Set around the year 1800, the story unfolds in the Ohio wilderness at a moment of fragile coexistence between white settlers and Native American tribes, specifically the Shawnee and Miami. Into this contested territory come Silas Sutherland (Sutton), his wife Polly (Mount) and their daughter Alice (Ann Hanslip - The Cheaters), who carve out a precarious existence by building a log cabin with little more than determination and hard labour. The drama hinges on a stark frontier dilemma: when rumours of an uprising reach isolated settlers, should they fortify their homes and fight, or flee to the safety of a distant blockhouse, abandoning everything they have built? Silas Sutherland is forced to confront this choice when conflict becomes unavoidable.

The opening episode, Friends and Family, immediately establishes the threat, with the Radio Times evoking a sense of imminent danger as the Miami and Shawnee “dig up the hatchet.” Subsequent instalments escalate the peril. In Besieged, the Sutherlands are trapped in their cabin while Chief Haw-hu-da’s Shawnee warriors gather outside, their only hope resting on help from fifty miles away. Unknown to the attackers, two figures linger in the forest: Brayton Ripley (Derek Aylward - The Newcomers), a young woodsman and family friend, and Mul-keep-mo (Solon), a Miami Indian whose life Ripley once saved. Ordeal by Fire raises the stakes further, as the cabin is threatened by flames and the family’s servant Scipio (Charles Swain) is taken prisoner. By A Desperate Plan, the Sutherlands resolve to fight to the bitter end, a resolve that leads into the final episode, The Break-Out, for which no surviving synopsis exists.

The Cabin in the Clearing

Contemporary press coverage suggested a serial rich in incident and atmosphere. TV Mirror promised “plenty of excitement,” highlighting additional frontier figures such as the hunter Simon Kenton (Tony Van Bridge) and expanding on the hazardous world of forest skirmishes and uneasy alliances. While the language and attitudes of the time are very much of their era, the serial’s emphasis on courage, loyalty and survival made it a natural fit for its young audience.

Behind the scenes, The Cabin in the Clearing is notable for the later careers of its key personnel. Shaun Sutton, already moving into prominence within BBC television drama, would go on to become Head of Serials and play a crucial, if unofficial, role in shaping Doctor Who, including overseeing the transition from William Hartnell to Patrick Troughton. Rex Tucker, the producer here, was also instrumental in the early development of that same landmark series. The serial itself was broadcast live and, like so many BBC productions of the period, appears never to have been telerecorded. All five episodes are believed lost.

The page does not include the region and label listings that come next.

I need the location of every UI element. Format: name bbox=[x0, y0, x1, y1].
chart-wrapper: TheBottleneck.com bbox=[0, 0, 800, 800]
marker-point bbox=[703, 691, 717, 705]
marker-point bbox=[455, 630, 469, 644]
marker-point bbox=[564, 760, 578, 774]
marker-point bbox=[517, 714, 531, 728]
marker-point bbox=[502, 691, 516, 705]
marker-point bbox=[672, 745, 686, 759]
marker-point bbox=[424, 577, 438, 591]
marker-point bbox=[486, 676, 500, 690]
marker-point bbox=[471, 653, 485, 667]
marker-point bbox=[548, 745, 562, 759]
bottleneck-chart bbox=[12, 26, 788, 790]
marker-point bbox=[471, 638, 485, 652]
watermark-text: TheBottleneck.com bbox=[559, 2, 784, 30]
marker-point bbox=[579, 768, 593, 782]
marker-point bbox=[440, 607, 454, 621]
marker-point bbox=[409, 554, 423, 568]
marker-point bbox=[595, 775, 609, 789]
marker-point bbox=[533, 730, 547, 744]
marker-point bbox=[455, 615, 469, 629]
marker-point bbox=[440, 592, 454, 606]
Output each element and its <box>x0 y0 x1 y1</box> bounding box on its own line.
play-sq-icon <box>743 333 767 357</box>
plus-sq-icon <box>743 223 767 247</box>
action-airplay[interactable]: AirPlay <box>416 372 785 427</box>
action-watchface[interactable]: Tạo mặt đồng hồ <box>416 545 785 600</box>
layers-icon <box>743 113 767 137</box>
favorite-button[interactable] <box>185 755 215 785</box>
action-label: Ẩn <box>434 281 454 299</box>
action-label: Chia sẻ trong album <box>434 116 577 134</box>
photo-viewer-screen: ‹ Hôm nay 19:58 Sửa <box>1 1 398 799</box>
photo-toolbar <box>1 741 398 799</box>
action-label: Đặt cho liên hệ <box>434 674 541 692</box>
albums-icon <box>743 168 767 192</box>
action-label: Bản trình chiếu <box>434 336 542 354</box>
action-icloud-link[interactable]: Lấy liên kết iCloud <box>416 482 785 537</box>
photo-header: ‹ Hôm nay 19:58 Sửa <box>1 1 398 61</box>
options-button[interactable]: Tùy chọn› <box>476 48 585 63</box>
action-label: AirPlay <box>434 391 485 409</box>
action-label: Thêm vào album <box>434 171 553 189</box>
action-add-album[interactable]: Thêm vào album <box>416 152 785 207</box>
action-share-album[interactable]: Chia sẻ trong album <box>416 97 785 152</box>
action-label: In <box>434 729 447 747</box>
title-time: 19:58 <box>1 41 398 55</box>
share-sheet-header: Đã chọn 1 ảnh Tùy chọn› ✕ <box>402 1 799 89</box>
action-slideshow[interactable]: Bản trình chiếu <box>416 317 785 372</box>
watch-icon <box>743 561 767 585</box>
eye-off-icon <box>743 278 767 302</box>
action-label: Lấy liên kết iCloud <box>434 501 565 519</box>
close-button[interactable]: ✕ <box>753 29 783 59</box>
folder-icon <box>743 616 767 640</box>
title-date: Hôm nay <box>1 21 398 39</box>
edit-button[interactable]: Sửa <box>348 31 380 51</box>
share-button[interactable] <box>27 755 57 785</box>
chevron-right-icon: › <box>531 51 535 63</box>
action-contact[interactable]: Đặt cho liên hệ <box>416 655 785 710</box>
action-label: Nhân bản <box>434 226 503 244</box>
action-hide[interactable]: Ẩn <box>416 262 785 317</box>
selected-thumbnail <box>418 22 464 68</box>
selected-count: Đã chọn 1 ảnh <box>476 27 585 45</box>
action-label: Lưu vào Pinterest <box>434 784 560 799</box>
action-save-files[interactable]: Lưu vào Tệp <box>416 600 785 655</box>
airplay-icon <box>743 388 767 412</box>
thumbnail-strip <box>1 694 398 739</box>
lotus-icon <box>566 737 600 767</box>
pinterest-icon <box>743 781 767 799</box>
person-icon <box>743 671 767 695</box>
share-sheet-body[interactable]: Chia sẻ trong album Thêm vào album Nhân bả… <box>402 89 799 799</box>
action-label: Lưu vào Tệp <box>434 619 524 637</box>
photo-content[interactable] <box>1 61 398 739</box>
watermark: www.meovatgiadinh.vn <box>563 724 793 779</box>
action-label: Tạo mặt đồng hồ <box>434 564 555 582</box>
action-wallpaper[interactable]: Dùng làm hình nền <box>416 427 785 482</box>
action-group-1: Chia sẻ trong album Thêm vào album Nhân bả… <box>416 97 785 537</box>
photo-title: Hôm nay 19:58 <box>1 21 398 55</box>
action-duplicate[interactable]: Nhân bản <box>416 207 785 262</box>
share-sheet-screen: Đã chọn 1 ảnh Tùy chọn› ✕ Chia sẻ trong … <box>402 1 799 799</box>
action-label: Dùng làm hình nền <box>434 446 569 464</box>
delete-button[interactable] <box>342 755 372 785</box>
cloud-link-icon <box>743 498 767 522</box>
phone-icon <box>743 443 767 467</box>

Its reputation was strong enough to prompt a remake in 1959, running from 14 January to 1 February, and featuring returning cast members Ann Hanslip, Derek Aylward and Ewan Solon alongside newcomers Patrick Troughton and John Woodnutt. Today, The Cabin in the Clearing survives only in listings and reviews, but it remains an evocative example of early 1950s BBC children’s drama: earnest, tense, and rooted in a vision of history that prized moral choices as much as frontier adventure.